The political leader does, however, feel that the law on filiation should be brought up to date. “We also need to put an end to men’s attempts to refuse to recognise their innocent children by exploiting the legal loopholes. DNA tests could easily be used to prove filiation,” she adds. The MP explains that she is working with other elected representatives on a bill addressing these issues, to be examined at the next session due to be held in October.
But will securing an amendment of the law be easy? “It will not,” replies Intsar al-Saeid, explaining that the religious authorities in Egypt have blocked all recent attempts to do so. “The religious authorities think that amending the law and making it easier to establish paternity in the case of children born out of wedlock could lead to even greater women’s liberation in terms of their moral conduct and encourage an increase in non-marital relations,” she explains. In 2010, al-Azhar, the highest religious authority in the country, opposed the application of an amendment making it possible for children born outside of marriage to take the name of their grandfather (their mother’s father).
Living with rejection and stigma
Similar legal obstacles are faced in several countries in the region. In Tunisia, for example, often quoted as “the Arab exception” in the area of women’s rights, Islamic law is also applied to free men from an obligation to take DNA tests. In Morocco, a paternity lawsuit sparked wide media interest in 2017. A verdict establishing paternity for a child born outside of marriage for the first time was overturned by the Court of Appeal in October. And, as in Egypt, these “black sheep” – the women and the children – are forced to keep a low profile.

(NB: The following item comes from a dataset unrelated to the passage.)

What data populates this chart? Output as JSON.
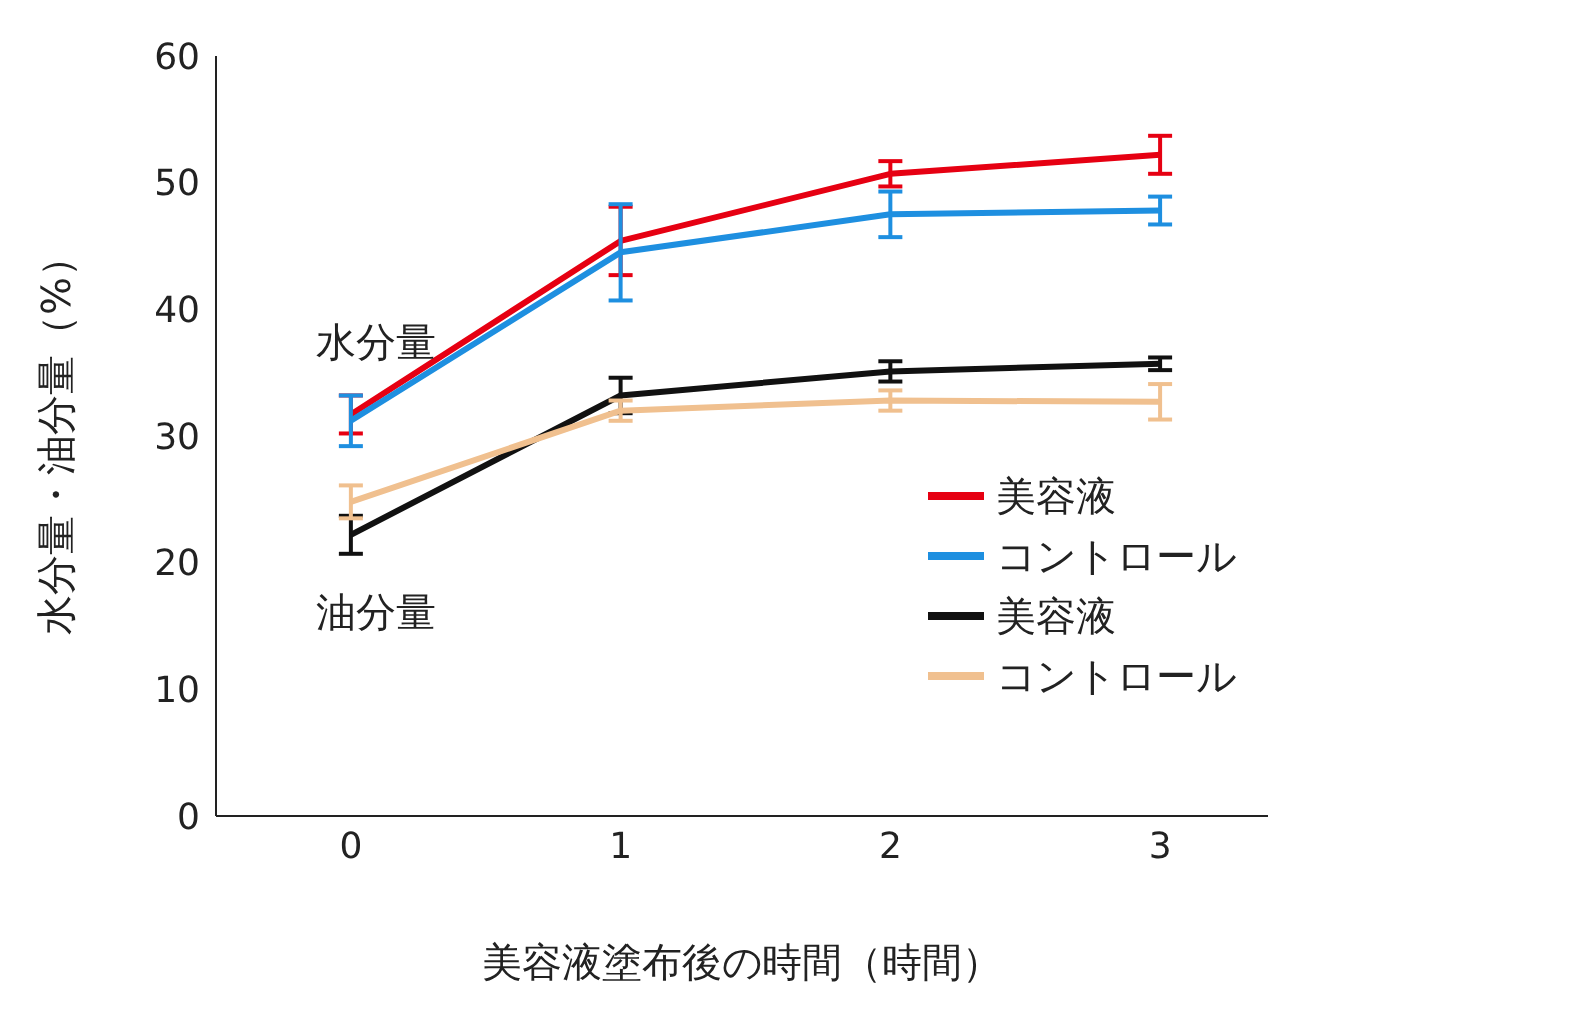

At the same time as fighting a long and arduous legal battle, the women seeking to establish paternity for their children have to cope with being rejected by their families and stigmatised by society.
“Look at the messages I receive on Facebook. Many people insult me or make indecent proposals,” says Abdel Salam. She has filed three lawsuits, so far, for harassment, against people who describe her as a woman of “ill repute”, and of having multiple sexual partners.
In January 2017, the story of Hadeer Mekawy created a scandal in Egypt. Known under the name “single mother”, she had written a Facebook post about her secret relationship with her former partner, out of which a child was born. Two months later, she revealed that she had been forced out of her job and rejected by her family. “I cannot even walk freely on the streets,” she laments in an interview with the independent news website Masr Al-Arabia.